À ces paroles répondit un tonnerre d’acclamations. Toutes les mains se tendirent vers Jean. Cette fois encore, il refusa de les toucher de la sienne.

« Adieu, Clary de Vaudreuil ! dit-il.

— Adieu, Jean ! répondit la jeune fille.

— Oui, et pour la dernière fois ! »

Cela dit, précédant M. de Vaudreuil, ses compagnons, tous ceux qui voulaient comme lui marcher à la mort, il s’élança vers la rive gauche de l’île.


XIII
nuit du 20 décembre.


Trois heures du soir sonnaient, en ce moment, au clocher de la petite église de Schlosser. Une brume grisâtre et glaciale emplissait l’humide vallée du Niagara. Il faisait un froid très sec. Le ciel était couvert de nuages immobiles, que le moindre relèvement de la température eût condensés en neige sous l’influence des vents d’est.

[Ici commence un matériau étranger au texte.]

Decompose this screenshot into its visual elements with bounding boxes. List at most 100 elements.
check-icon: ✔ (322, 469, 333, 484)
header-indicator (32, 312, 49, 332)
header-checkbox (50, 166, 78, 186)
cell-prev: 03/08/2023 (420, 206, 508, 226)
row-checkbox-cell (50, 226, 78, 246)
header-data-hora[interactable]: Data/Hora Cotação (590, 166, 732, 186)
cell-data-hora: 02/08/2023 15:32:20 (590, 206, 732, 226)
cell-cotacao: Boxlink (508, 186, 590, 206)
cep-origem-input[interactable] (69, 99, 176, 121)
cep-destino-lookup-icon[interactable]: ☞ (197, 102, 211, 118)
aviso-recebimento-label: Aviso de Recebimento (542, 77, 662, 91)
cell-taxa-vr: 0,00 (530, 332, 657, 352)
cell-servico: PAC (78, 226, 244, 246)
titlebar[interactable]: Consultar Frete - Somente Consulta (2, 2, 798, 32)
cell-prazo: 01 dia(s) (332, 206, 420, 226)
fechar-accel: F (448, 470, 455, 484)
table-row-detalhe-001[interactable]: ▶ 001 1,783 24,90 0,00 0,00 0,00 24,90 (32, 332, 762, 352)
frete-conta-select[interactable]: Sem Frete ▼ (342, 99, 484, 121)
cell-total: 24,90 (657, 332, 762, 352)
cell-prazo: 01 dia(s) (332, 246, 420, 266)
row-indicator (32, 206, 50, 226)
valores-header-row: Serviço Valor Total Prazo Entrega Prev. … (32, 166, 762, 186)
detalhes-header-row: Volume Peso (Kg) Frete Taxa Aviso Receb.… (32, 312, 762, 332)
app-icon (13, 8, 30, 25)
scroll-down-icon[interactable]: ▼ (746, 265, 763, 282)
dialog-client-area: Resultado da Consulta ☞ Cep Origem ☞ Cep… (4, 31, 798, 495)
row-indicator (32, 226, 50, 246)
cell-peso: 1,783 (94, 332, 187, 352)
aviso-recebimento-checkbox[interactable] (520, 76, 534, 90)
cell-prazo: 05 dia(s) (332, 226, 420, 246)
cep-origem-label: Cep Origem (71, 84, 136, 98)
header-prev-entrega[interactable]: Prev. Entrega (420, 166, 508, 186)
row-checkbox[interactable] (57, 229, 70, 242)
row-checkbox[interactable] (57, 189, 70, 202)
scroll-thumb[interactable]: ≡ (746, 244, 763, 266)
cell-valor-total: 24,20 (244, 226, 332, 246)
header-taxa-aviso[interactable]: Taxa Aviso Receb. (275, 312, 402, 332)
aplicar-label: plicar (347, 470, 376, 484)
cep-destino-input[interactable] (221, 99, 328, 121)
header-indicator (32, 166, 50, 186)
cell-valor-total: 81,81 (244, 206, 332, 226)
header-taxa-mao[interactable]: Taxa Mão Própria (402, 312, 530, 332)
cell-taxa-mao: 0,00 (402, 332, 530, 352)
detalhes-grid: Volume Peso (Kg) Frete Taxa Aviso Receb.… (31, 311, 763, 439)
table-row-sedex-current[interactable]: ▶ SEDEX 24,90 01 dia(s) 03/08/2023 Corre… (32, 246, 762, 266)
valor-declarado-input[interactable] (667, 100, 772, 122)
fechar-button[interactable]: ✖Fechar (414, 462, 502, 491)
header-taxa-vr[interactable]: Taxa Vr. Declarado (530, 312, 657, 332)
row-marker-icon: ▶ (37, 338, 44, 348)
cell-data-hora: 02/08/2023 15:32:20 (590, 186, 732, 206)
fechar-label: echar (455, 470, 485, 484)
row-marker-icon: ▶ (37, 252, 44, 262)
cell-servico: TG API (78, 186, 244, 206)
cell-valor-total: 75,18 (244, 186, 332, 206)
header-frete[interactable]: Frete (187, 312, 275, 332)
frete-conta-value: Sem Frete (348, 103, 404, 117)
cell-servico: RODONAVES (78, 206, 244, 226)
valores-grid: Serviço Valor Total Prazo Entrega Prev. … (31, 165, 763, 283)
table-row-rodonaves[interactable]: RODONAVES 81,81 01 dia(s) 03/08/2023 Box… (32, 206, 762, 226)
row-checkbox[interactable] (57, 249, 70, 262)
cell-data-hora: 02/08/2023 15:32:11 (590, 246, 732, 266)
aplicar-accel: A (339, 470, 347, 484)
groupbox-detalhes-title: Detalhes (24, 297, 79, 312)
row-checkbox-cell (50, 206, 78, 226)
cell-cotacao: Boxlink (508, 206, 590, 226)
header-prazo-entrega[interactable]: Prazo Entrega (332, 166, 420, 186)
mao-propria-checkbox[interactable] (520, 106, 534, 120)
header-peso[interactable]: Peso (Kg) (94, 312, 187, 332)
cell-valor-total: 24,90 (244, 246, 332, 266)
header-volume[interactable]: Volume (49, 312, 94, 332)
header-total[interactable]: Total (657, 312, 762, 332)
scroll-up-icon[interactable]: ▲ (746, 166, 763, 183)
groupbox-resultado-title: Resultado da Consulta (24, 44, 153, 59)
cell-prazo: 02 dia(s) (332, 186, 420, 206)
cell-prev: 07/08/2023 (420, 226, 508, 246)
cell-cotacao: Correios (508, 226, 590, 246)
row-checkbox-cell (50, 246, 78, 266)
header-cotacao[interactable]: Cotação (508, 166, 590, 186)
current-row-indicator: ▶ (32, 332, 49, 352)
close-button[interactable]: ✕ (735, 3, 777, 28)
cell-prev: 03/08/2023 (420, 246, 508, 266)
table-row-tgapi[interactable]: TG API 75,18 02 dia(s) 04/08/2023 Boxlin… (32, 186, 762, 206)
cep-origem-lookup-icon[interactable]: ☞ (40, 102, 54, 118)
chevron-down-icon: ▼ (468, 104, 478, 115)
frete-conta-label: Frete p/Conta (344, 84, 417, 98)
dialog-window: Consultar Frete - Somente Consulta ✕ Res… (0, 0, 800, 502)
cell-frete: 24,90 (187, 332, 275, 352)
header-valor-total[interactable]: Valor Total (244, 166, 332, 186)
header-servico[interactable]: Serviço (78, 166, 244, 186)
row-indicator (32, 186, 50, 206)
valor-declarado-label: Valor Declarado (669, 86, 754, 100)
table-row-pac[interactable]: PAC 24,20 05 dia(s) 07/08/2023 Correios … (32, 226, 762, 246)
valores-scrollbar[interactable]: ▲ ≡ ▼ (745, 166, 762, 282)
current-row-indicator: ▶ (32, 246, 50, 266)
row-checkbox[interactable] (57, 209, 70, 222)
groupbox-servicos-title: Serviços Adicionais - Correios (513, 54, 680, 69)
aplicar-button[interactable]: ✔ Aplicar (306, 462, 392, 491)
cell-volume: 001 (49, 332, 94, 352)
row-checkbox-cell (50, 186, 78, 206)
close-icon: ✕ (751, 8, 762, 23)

Le ronflement des canons de Chippewa déchirait l’air. Dans l’intervalle des détonations, on entendait distinctement le mugissement lointain des cataractes.

Un quart d’heure après avoir quitté la maison de M. de Vaudreuil, les patriotes, cheminant entre les massifs d’arbres, se défilant le long des haies et des clôtures, étaient arrivés sur le bras gauche de la rivière.